L’assemblée nationale du Gabon affirme son autorité au sein de la Ve République

Quatre mois après son installation dans le cadre de la Ve République, l’institution parlementaire gabonaise vient de clore une session qui fera date dans l’histoire des institutions du pays. Au sein du Palais Léon-Mba, à Libreville, la fin de cette première session ordinaire, consacrée à l’examen des lois, marque une étape cruciale : l’émergence d’un pouvoir législatif bien décidé à jouer un rôle central dans la reconstruction nationale entamée depuis le 30 août 2023.

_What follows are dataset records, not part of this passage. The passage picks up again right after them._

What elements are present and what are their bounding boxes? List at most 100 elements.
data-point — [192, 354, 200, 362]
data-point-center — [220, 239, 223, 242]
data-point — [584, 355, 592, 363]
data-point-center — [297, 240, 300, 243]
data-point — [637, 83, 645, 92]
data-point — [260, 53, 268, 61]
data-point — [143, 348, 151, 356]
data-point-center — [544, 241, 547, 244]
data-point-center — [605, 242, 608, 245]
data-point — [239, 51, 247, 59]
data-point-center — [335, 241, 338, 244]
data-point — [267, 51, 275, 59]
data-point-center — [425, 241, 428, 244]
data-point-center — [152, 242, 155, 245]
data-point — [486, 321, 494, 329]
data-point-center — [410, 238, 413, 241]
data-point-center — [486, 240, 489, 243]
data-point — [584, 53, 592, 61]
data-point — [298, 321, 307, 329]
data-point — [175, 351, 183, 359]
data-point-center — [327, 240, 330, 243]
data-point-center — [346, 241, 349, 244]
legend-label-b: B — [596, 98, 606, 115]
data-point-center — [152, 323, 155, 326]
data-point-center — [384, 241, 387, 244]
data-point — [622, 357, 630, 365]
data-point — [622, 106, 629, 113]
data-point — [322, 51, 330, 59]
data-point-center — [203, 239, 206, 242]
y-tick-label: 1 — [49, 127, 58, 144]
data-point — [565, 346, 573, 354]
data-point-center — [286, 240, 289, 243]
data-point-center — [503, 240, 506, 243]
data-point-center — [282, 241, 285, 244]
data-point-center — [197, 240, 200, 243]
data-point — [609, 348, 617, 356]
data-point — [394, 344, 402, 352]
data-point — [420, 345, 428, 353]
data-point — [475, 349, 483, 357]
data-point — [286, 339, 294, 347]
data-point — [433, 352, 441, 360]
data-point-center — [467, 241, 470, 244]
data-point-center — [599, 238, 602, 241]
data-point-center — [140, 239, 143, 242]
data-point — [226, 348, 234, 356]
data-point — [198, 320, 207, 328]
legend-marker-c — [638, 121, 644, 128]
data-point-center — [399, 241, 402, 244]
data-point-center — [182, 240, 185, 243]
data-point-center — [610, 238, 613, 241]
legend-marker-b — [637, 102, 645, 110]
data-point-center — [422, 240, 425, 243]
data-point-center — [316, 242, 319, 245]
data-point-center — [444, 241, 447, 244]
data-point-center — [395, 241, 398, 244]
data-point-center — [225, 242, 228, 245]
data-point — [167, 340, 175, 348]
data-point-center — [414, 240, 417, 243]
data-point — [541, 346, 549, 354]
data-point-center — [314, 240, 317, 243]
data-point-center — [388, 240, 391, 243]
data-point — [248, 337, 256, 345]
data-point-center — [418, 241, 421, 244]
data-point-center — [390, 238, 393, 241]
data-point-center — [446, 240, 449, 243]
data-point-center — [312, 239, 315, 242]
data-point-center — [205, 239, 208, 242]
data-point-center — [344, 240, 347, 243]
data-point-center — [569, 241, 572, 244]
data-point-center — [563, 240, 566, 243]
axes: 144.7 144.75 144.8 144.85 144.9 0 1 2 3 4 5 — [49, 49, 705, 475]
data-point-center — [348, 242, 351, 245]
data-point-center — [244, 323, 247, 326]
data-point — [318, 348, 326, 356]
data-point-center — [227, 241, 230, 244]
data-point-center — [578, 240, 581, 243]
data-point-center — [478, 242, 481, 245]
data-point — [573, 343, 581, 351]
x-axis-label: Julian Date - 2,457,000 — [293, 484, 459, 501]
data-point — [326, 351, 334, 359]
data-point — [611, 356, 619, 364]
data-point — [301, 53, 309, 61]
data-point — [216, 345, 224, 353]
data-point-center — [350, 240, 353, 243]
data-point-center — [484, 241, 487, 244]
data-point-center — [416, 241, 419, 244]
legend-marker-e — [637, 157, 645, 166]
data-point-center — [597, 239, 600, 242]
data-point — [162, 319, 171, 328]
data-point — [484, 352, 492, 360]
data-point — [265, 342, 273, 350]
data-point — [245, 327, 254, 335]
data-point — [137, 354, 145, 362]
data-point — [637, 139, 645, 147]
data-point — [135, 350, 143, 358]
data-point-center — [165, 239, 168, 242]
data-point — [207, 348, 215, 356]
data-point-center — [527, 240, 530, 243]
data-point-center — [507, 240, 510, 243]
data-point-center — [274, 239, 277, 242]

Sous la direction de Michel Régis Onanga M. Ndiaye, les députés ont affiché un bilan d’activité soutenu, doublé d’une diplomatie parlementaire active. Mais c’est surtout la volonté de protéger leurs prérogatives face aux ambitions réformatrices de l’exécutif qui a retenu l’attention. Cette session pose les bases d’un nouvel équilibre institutionnel, cherchant la voie entre l’efficacité gouvernementale et la nécessité d’un contrôle démocratique rigoureux.

Un bilan législatif dense pour la nouvelle ère

La clôture de ces travaux s’est tenue devant un parterre de hautes personnalités, incluant les chefs des institutions constitutionnelles, des membres du gouvernement et des représentants du corps diplomatique. Ce moment solennel intervient alors que les structures de la Ve République se stabilisent progressivement.

Le président de l’Assemblée nationale a profité de cette tribune pour détailler les avancées réalisées : sur 33 projets de textes soumis, 23 ont été adoptés par les élus. Ces législations touchent directement le quotidien des Gabonais et visent à consolider le nouveau cadre de l’État. Michel Régis Onanga M. Ndiaye a rappelé que la mission du député ne se limite pas à valider des propositions, mais consiste à enrichir, amender, voire rejeter des textes si l’intérêt général n’est pas garanti.

Cette posture traduit une volonté de rompre avec l’image d’une chambre d’enregistrement. L’Assemblée nationale du Gabon se positionne désormais comme un acteur autonome, capable de peser sur les décisions publiques.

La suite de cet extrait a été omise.